The parade visits four temples spread throughout the city, including Dianji Temple (奠濟宮) at the Miaokou Night Market.

TAIPEI (The China Post) — For well over 100 years, locals in the port town of Keelung have organized a spectacle in the town center known as the Water Lantern Parade.

Large open-air vehicles gather near the Tien-Liao River as the sun is almost done setting, decked to the nines with flashing, multi-colored lights, flower bouquets, and flags.

Each vehicle in the parade is customized by kinship associations, each comprised of one, two or even three surnames, and Keelung locals who share the same surname with the associations.

This year, for example, the kinship association charged with leading the processions belonged to the Bai (白) and Tong (童) households.
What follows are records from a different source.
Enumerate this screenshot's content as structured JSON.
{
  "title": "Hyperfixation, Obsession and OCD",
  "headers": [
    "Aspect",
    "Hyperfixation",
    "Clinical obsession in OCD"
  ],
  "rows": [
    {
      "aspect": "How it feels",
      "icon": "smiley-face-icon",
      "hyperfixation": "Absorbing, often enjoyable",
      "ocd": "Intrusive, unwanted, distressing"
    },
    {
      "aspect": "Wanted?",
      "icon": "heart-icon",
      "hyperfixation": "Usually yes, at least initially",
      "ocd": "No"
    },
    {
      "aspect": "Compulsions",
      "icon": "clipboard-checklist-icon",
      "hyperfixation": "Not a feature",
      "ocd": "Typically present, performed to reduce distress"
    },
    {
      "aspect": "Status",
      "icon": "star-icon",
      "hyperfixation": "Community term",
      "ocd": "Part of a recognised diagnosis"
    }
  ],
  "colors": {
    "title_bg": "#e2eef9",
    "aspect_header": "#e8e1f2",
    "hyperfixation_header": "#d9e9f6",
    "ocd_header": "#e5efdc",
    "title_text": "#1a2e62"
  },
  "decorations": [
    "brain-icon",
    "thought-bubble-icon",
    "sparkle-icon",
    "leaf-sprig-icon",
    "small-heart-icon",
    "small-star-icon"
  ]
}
Next year, it will be headed by the Lee (李) families.

Early afternoon is ideal for taking a sneak peek of the parade decorations. Animals representing the Chinese zodiac are lined up along Tien-Liao River as Keelung prepares for the parade.
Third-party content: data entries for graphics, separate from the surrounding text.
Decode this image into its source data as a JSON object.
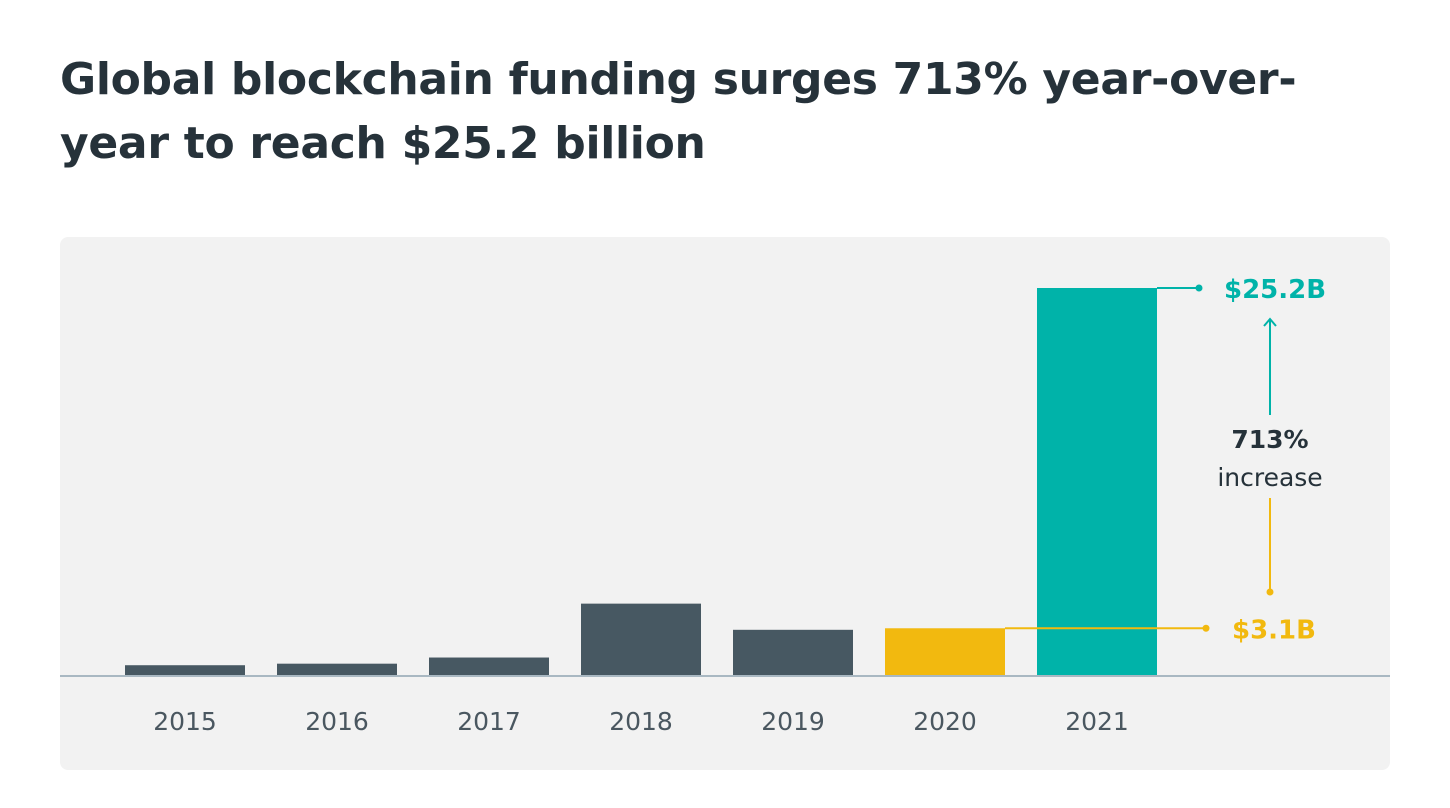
{
  "title": "Global blockchain funding surges 713% year-over-year to reach $25.2 billion",
  "chart_data": {
    "type": "bar",
    "title": "Global blockchain funding surges 713% year-over-year to reach $25.2 billion",
    "categories": [
      "2015",
      "2016",
      "2017",
      "2018",
      "2019",
      "2020",
      "2021"
    ],
    "values": [
      0.7,
      0.8,
      1.2,
      4.7,
      3.0,
      3.1,
      25.2
    ],
    "unit": "$B",
    "ylim": [
      0,
      25.2
    ],
    "grid": false,
    "colors": {
      "default": "#475862",
      "highlight_prior": "#f2b90f",
      "highlight_current": "#00b3a9",
      "axis": "#a9b8c2"
    },
    "highlights": {
      "2020": "highlight_prior",
      "2021": "highlight_current"
    },
    "annotations": {
      "current_label": "$25.2B",
      "prior_label": "$3.1B",
      "change_value": "713%",
      "change_text": "increase"
    }
  }
}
The roots of this tradition run deep, tracing its origins all the way back to the mid-19th century when the area’s inhabitants were deeply divided between two migrant communities coming from China’s coastal Fujian province — the cities of Quanzhou and Zhangzhou.

After many bitter conflicts between the two groups, a compromise was struck in the form of these kinship associations, where locals would join together according to surname, regardless of whether hailing from Quanzhou and Zhangzhou.

The compromise was not only effective at uniting Keelung’s inhabitants, but it also helped cement this yearly tradition in the community.

The best spots to view the parade are at the main observation stage right in Keelung Harbor and on the second floor of the E-Square shopping mall. (picture of main observation stage)

Sitting in each parade vehicle are the elder heads of the kinship associations, waving at onlookers who sway, fist-pump, or even dance to the loud electronic music blasting from the vehicles.

The best spots to view the parade, which visits four temples throughout the city, are at the main observation stage right in Keelung Harbor and on the second floor of the E-Square shopping mall. Visitors should find a spot and get the camera ready by 7:30 p.m., just to play it safe.

The parade will also enter Miaokou Nightmarket (廟口夜市), so pictures can be taken at an arm’s length from each passing vehicle.

That’s not all, though. The parade will also enter Miaokou Nightmarket (廟口夜市), so pictures can be taken at an arm’s length from each passing vehicle, while also slurping on some brown sugar boba tea or chomping down on some deliciously braised pork knuckle.

Don’t expect a solemn procession, because the Water Lantern Parade definitely aims to be a more festive event to party with the visiting ancestral spirits!